C.keys() should now yield two values, each an accession UUID.

Networks of Documents

Methods for building networks in which vertices represent documents are provided in the networks.papers module.

tethne.networks.papers.author_coupling(papers) Vertices are papers and edges indicates shared authorship.
tethne.networks.papers.bibliographic_coupling(papers) Generate a bibliographic coupling network.
tethne.networks.papers.cocitation(papers[, ...]) Generate a cocitation network.
tethne.networks.papers.direct_citation(papers) Create a traditional directed citation network.

Networks of Authors

Methods for building networks in which vertices represent authors are provided in the networks.authors module.

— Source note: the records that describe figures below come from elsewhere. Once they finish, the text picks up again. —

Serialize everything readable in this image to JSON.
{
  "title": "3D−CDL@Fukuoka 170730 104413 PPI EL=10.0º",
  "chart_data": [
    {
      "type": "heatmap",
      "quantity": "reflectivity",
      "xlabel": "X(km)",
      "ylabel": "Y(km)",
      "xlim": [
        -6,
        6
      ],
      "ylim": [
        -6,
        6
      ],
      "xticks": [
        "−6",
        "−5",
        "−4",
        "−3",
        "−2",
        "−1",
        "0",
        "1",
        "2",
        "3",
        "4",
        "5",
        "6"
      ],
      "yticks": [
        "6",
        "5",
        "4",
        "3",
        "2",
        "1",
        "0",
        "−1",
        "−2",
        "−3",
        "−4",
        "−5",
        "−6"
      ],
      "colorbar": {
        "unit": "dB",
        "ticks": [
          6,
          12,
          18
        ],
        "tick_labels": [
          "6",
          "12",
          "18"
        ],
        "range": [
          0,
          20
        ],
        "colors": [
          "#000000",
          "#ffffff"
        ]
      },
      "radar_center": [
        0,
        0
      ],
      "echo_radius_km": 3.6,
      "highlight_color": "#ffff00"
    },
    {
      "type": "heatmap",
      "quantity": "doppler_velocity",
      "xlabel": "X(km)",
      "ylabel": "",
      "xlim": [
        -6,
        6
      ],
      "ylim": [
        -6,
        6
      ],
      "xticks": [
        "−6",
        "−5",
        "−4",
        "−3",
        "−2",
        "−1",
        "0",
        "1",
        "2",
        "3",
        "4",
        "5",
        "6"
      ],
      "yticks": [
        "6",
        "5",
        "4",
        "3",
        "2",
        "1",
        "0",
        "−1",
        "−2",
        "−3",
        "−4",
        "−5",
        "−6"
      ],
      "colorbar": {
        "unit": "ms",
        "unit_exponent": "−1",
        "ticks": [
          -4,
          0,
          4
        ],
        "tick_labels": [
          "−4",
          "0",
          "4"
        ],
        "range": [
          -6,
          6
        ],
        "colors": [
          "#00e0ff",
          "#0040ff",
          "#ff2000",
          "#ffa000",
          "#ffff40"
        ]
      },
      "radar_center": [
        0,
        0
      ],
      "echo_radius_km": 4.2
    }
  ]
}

tethne.networks.authors.author_cocitation(papers) Generates an author co-citation network; edges indicate co-citation of authors’ papers.
tethne.networks.authors.author_coinstitution(Papers) Generate a co-institution graph, where edges indicate shared affiliation.
tethne.networks.authors.author_institution(Papers) Generate a bi-partite graph connecting authors and their institutions.
tethne.networks.authors.author_papers(papers) Generate an author_papers network NetworkX directed graph.
tethne.networks.authors.coauthors(papers[, ...]) Generate a co-author network.